You go to your doctor for a routine checkup. They run some blood work. A few days later, you get a call about your liver.
Fatty liver disease affects about one in three adults worldwide. It is the most common chronic liver condition on the planet. And right now, doctors have no simple blood test to diagnose it.
Many people hoped that a well-known heart risk marker called lipoprotein(a) could fill that gap. A new study says that hope was wrong.
Researchers combined data from 21 studies covering more than 418,000 adults. They compared people with metabolic fatty liver disease (called MASLD) to people without it.

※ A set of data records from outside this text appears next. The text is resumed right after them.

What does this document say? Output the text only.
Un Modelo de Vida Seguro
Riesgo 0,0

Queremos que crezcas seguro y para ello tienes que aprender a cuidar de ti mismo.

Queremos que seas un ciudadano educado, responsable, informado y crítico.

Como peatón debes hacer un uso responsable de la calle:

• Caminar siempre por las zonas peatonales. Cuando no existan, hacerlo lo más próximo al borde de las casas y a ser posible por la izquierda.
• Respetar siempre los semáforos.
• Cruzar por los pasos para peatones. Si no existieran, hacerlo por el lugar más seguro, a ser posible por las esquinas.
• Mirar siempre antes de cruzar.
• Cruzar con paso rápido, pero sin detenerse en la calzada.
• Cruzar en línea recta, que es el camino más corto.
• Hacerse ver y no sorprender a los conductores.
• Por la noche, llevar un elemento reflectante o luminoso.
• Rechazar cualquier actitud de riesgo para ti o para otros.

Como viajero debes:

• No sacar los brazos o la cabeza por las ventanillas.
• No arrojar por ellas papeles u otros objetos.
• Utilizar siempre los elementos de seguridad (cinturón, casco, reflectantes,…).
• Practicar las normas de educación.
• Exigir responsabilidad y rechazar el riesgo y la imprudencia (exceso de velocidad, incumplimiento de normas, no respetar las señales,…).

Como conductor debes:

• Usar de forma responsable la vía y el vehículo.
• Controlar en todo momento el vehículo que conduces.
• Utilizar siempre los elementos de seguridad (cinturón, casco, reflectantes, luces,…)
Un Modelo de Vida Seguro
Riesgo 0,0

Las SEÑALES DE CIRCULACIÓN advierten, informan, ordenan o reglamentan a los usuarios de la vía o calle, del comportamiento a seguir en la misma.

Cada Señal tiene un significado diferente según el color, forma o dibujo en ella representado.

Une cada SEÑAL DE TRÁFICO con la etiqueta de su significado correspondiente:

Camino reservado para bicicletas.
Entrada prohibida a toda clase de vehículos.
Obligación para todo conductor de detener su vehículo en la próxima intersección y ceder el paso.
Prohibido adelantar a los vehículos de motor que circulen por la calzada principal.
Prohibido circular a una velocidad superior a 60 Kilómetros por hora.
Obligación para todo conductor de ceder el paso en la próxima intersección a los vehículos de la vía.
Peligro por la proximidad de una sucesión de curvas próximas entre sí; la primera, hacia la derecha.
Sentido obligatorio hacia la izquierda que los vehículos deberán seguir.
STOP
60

The result was clear. There was no meaningful difference in Lp(a) levels between the two groups.
The average difference was just 1.40 mg/dL. Statistically, that number is essentially zero. The researchers called it "not significant."
This matters because Lp(a) is a standard blood test. It is cheap, widely available, and already used to check heart attack risk. If it had worked for the liver, millions of people could have been screened with a simple blood draw.
But here is the twist. The old thinking went like this. Fatty liver disease causes inflammation. Inflammation changes how the body handles fats. So Lp(a) levels should shift too.
The new data says that logic does not hold up in real patients.
Why the liver and heart are still connected
Think of Lp(a) as a sticky particle floating in your blood. It is made of fat and protein. For years, doctors have known that high levels increase your risk of heart attacks and strokes.
Fatty liver disease also raises heart risk. So the two conditions often travel together. But this study shows they travel on separate roads.
The liver stores fat. The blood carries Lp(a). These are different systems. One does not predict the other.
This does not mean the Lp(a) test is useless for people with fatty liver.
It just means the test cannot tell you whether you have liver fat. It can still tell you about your heart risk. And people with fatty liver disease do need to watch their heart health closely.
The researchers looked at 137,494 people with fatty liver disease and 281,261 healthy controls. That is a massive sample size. When a study this large finds nothing, the finding is reliable.
The problem was that individual studies varied a lot. Some showed slightly higher Lp(a) in fatty liver patients. Others showed slightly lower. When you average them all out, the result is flat.
This variation is called heterogeneity. It means the answer is not simple. Different populations, different lab methods, and different definitions of fatty liver all played a role.
But there is a catch
The study only looked at one moment in time. It did not track patients over years. So we cannot say whether Lp(a) changes as fatty liver gets better or worse.
Also, most of the studies were observational. That means they show a snapshot, not a cause-and-effect relationship.
The researchers are honest about this. They say future studies need to follow patients over time. That is the only way to know if Lp(a) matters for long-term liver outcomes.
If you have fatty liver disease, do not ask your doctor to check your Lp(a) for that reason. It will not help diagnose or track your liver condition.
But if you have fatty liver and have never checked your Lp(a) for heart risk, that is a different conversation. Heart disease is the number one cause of death in people with fatty liver. Knowing your Lp(a) level could help your doctor manage that risk.
The bottom line is simple. One test cannot do everything. Lp(a) remains a powerful tool for heart health. It just is not a tool for liver health.
What happens next
Researchers will now look for other blood markers that might work for fatty liver. Some candidates include certain liver enzymes, inflammatory proteins, and genetic tests.
But none of these are ready for routine use. The search for a simple blood test for fatty liver disease continues.
For now, the best way to diagnose MASLD remains imaging tests like ultrasound or a liver biopsy. Neither is perfect. Ultrasound is not always accurate. Biopsy is invasive.